In the years after the dot-com bubble burst in late 2000 and early 2001, CalSTRS and the even-larger California Public Employees’ Retirement System lost tens of billions of dollars. And when the global financial crisis hit in 2008, they lost tens of billions more.
At CalPERS, even though the stock market eventually rebounded, investment returns since 1999 haven’t lived up to the predictions. That’s one of the reasons the unfunded liability for the pensions of state workers and judges is $48.6 billion.
Pension reform signed by Brown in 2011 reduced pension benefits for new workers, meaning most of the savings will be years away.

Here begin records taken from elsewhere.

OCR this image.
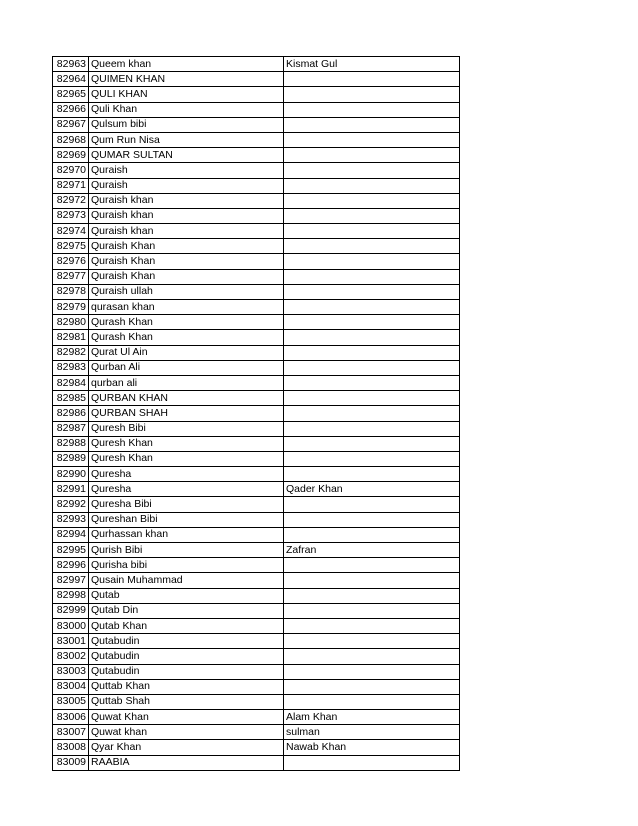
82963	Queem khan	Kismat Gul
82964	QUIMEN KHAN	
82965	QULI KHAN	
82966	Quli Khan	
82967	Qulsum bibi	
82968	Qum Run Nisa	
82969	QUMAR SULTAN	
82970	Quraish	
82971	Quraish	
82972	Quraish khan	
82973	Quraish khan	
82974	Quraish khan	
82975	Quraish Khan	
82976	Quraish Khan	
82977	Quraish Khan	
82978	Quraish ullah	
82979	qurasan khan	
82980	Qurash Khan	
82981	Qurash Khan	
82982	Qurat Ul Ain	
82983	Qurban Ali	
82984	qurban ali	
82985	QURBAN KHAN	
82986	QURBAN SHAH	
82987	Quresh Bibi	
82988	Quresh Khan	
82989	Quresh Khan	
82990	Quresha	
82991	Quresha	Qader Khan
82992	Quresha Bibi	
82993	Qureshan Bibi	
82994	Qurhassan khan	
82995	Qurish Bibi	Zafran
82996	Qurisha bibi	
82997	Qusain Muhammad	
82998	Qutab	
82999	Qutab Din	
83000	Qutab Khan	
83001	Qutabudin	
83002	Qutabudin	
83003	Qutabudin	
83004	Quttab Khan	
83005	Quttab Shah	
83006	Quwat Khan	Alam Khan
83007	Quwat khan	sulman
83008	Qyar Khan	Nawab Khan
83009	RAABIA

Critics such as San Jose Mayor Chuck Reed, who hopes to get a pension measure on November’s statewide ballot, have said the reform didn’t go far enough.
The way out will likely require additional payments from the state, school districts, teachers and state workers, but figuring out who pays what will be tough, said Larry Gerston, a political science professor at San Jose State.
Labor leaders are the “bread and butter” of Brown’s campaign operation, Gerston said, so tussling with them over such a thorny issue in an election year would not be wise.
“Whatever you want to say about Jerry Brown, you can’t accuse him of being fiscally irresponsible,” he said. “Down the road, I expect we’ll see reform here.”